В СССР, как известно, секса не было. Об этом поведала одна из участниц советско-американского телемоста в 1986 году. Окончание фразы – «у нас есть любовь» – заглушили смех и аплодисменты. Без сомнения, соавтором этого высказывания стали телевизионщики, оставившие его в окончательной версии при монтаже, хотя советская гостья передачи просила его убрать.
Секса действительно не было в публичном поле, что характеризовало состояние общества в тот момент. Все прекрасно понимали, откуда берутся дети, но существовала, хотя и по инерции, иерархия ценностей, не позволявшая прямо говорить, откуда именно. Впрочем, в том, что такая иерархия существовала, не было ничего плохого. Психоаналитик Виктор Франкл примерно в это же время писал о сексуальной неразборчивости, которая делает одинокого человека еще более одиноким. По его мнению, половое взаимодействие без любви является для мужчины «мастурбированием на женщине». Сначала любовь и лишь затем – физическое ее выражение. Так считал Франкл. Но все-таки выражение любви – это секс. Рассказ о нем в русской классике звучал, начиная с Пушкина («…она торопит миг последних содроганий») и кончая Маяковским («…что встает за горами грудей над волосами-джунглями»).
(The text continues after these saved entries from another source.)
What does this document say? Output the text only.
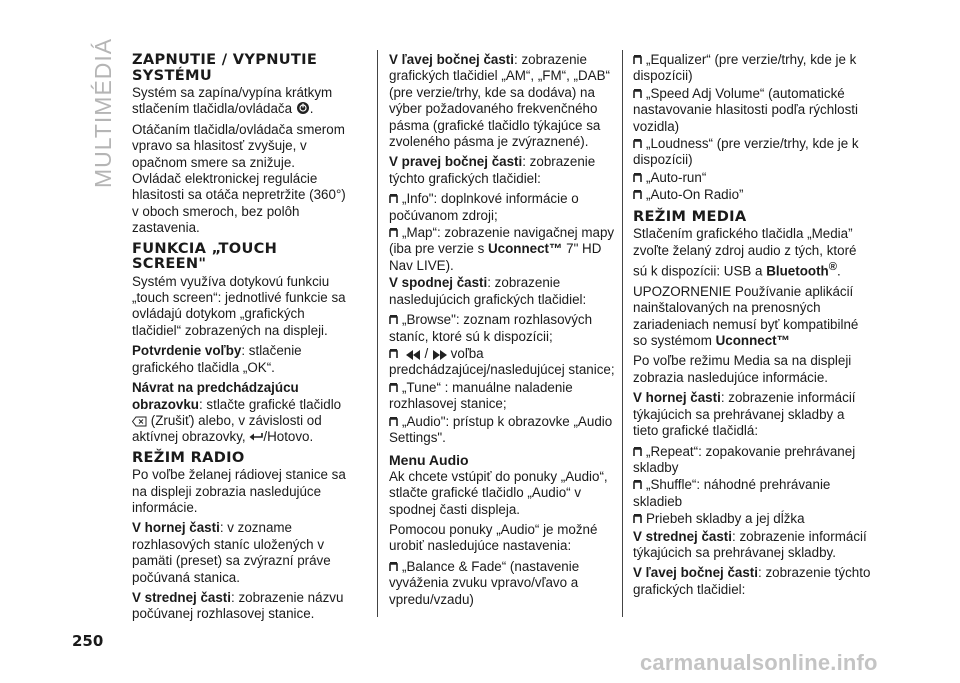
MULTIMÉDIÁ ZAPNUTIE / VYPNUTIE SYSTÉMU

Systém sa zapína/vypína krátkym stlačením tlačidla/ovládača .

Otáčaním tlačidla/ovládača smerom vpravo sa hlasitosť zvyšuje, v opačnom smere sa znižuje. Ovládač elektronickej regulácie hlasitosti sa otáča nepretržite (360°) v oboch smeroch, bez polôh zastavenia.

FUNKCIA „TOUCH SCREEN"

Systém využíva dotykovú funkciu „touch screen“: jednotlivé funkcie sa ovládajú dotykom „grafických tlačidiel“ zobrazených na displeji.

Potvrdenie voľby: stlačenie grafického tlačidla „OK“.

Návrat na predchádzajúcu obrazovku: stlačte grafické tlačidlo  (Zrušiť) alebo, v závislosti od aktívnej obrazovky, /Hotovo.

REŽIM RADIO

Po voľbe želanej rádiovej stanice sa na displeji zobrazia nasledujúce informácie.

V hornej časti: v zozname rozhlasových staníc uložených v pamäti (preset) sa zvýrazní práve počúvaná stanica.

V strednej časti: zobrazenie názvu počúvanej rozhlasovej stanice.

V ľavej bočnej časti: zobrazenie grafických tlačidiel „AM“, „FM“, „DAB“ (pre verzie/trhy, kde sa dodáva) na výber požadovaného frekvenčného pásma (grafické tlačidlo týkajúce sa zvoleného pásma je zvýraznené).

V pravej bočnej časti: zobrazenie týchto grafických tlačidiel:

„Info": doplnkové informácie o počúvanom zdroji;

„Map“: zobrazenie navigačnej mapy (iba pre verzie s Uconnect™ 7" HD Nav LIVE).

V spodnej časti: zobrazenie nasledujúcich grafických tlačidiel:

„Browse": zoznam rozhlasových staníc, ktoré sú k dispozícii;

/ voľba predchádzajúcej/nasledujúcej stanice;

„Tune“ : manuálne naladenie rozhlasovej stanice;

„Audio": prístup k obrazovke „Audio Settings".

Menu Audio

Ak chcete vstúpiť do ponuky „Audio“, stlačte grafické tlačidlo „Audio“ v spodnej časti displeja.

Pomocou ponuky „Audio“ je možné urobiť nasledujúce nastavenia:

„Balance & Fade“ (nastavenie vyváženia zvuku vpravo/vľavo a vpredu/vzadu)

„Equalizer“ (pre verzie/trhy, kde je k dispozícii)

„Speed Adj Volume“ (automatické nastavovanie hlasitosti podľa rýchlosti vozidla)

„Loudness“ (pre verzie/trhy, kde je k dispozícii)

„Auto-run“

„Auto-On Radio”

REŽIM MEDIA

Stlačením grafického tlačidla „Media” zvoľte želaný zdroj audio z tých, ktoré sú k dispozícii: USB a Bluetooth®.

UPOZORNENIE Používanie aplikácií nainštalovaných na prenosných zariadeniach nemusí byť kompatibilné so systémom Uconnect™

Po voľbe režimu Media sa na displeji zobrazia nasledujúce informácie.

V hornej časti: zobrazenie informácií týkajúcich sa prehrávanej skladby a tieto grafické tlačidlá:

„Repeat“: zopakovanie prehrávanej skladby

„Shuffle“: náhodné prehrávanie skladieb

Priebeh skladby a jej dĺžka

V strednej časti: zobrazenie informácií týkajúcich sa prehrávanej skladby.

V ľavej bočnej časti: zobrazenie týchto grafických tlačidiel:

250
carmanualsonline.info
Однако физическая сторона взаимоотношений влюбленных в советской поэзии постепенно исчезла, хотя сборники о любви выходили регулярно. Само слово «любовь» профанировалось, превращалось в идеологему, в «любовь, комсомол и весна» и что-то подобное. Возвращение к реальности в ее самых, может быть, жестких формах началось с «оттепели». И не только у конкретистов. Так, Юрий Визбор пишет «Тралфлот», где говорит о спокойных девочках, что на «разок».
Тема секса без всяких экивоков в сторону симулякра «любовь» звучит у многих авторов андеграунда. Например, у Ивана Ахметьева: «В кои то веки / совершить кое-что / coitus». Менее явно она возникает в двустроке «Ложась на белые постели / о розовом мечтаю теле». Женщина предстает как кустодиевская купчиха или как такое полое тело без свойств. На теле есть разные складки: глаза, губы, грудь, влагалище. Автор, возможно, проникает в них. Но, по сути, это всего лишь эротическая фантазия. Похожее полое тело мы находим в стихах Наума Ваймана, работающего в традиционной силлабо-тонике. Но брутальность Ваймана не допускает даже намека на пустое семяизвержение: «Пустая дача. Мокрый снег. / В окно стучится ветка ели. / Небес неутомимый бег. / Чужая женщина в постели». «Чужая женщина» – это именно самка, с которой автор вступает в интимную связь. Игумен Иннокентий (Павлов) сравнил этот объект вожделения с СССР. Да, половой акт происходит, а вот любовь…
После написания стихотворения Вайман репатриировался в Израиль (1978), зажил совсем другой жизнью, но в сфере любовных переживаний у него мало что изменилось. Его литературный мир остался подчеркнуто маскулинный, о чем свидетельствует роман «Ханаанские хроники». Вайман по-прежнему скользит по пустому телу женщины, и даже сам Израиль превращается под его пером в такое тело («щель обетованья» – так характеризует он Святую землю в позднем стихотворении).
Спускаться в область телесности можно до бесконечности, поскольку, как уверяют некоторые философы, все есть только тело и складки на нем. Но, думается, маятник способен качнуться и в другую сторону, потому что телу – тело, а духовность – душе, которой вроде уже нет, а она все равно есть. В этом смысле интересно, как работают два этажа – духовности и телесности – в песне, которую поет Владимир Высоцкий (хотя автором стихов скорее всего не является; ряд источников называют автором «И. Шевцова», иногда «Ив. Шевцова»):
Она сказала: – Не люблю!
А он сказал: – Не может быть!
Она сказала: – Я не пью...
А он сказал: – Ты будешь пить.
Когда же выпито вино,
Она сказала: – Дорогой,
Закройте шторы и окно...
А он сказал: – Пора домой!
Это быстрые по своему разбегу строки. Мы их не столько читаем, сколько видим. Здесь все движение, кино неореализма. Лирика, которая не симулякр, а микродрама. Оказывается, так тоже можно писать о любви, не забывая и «про это».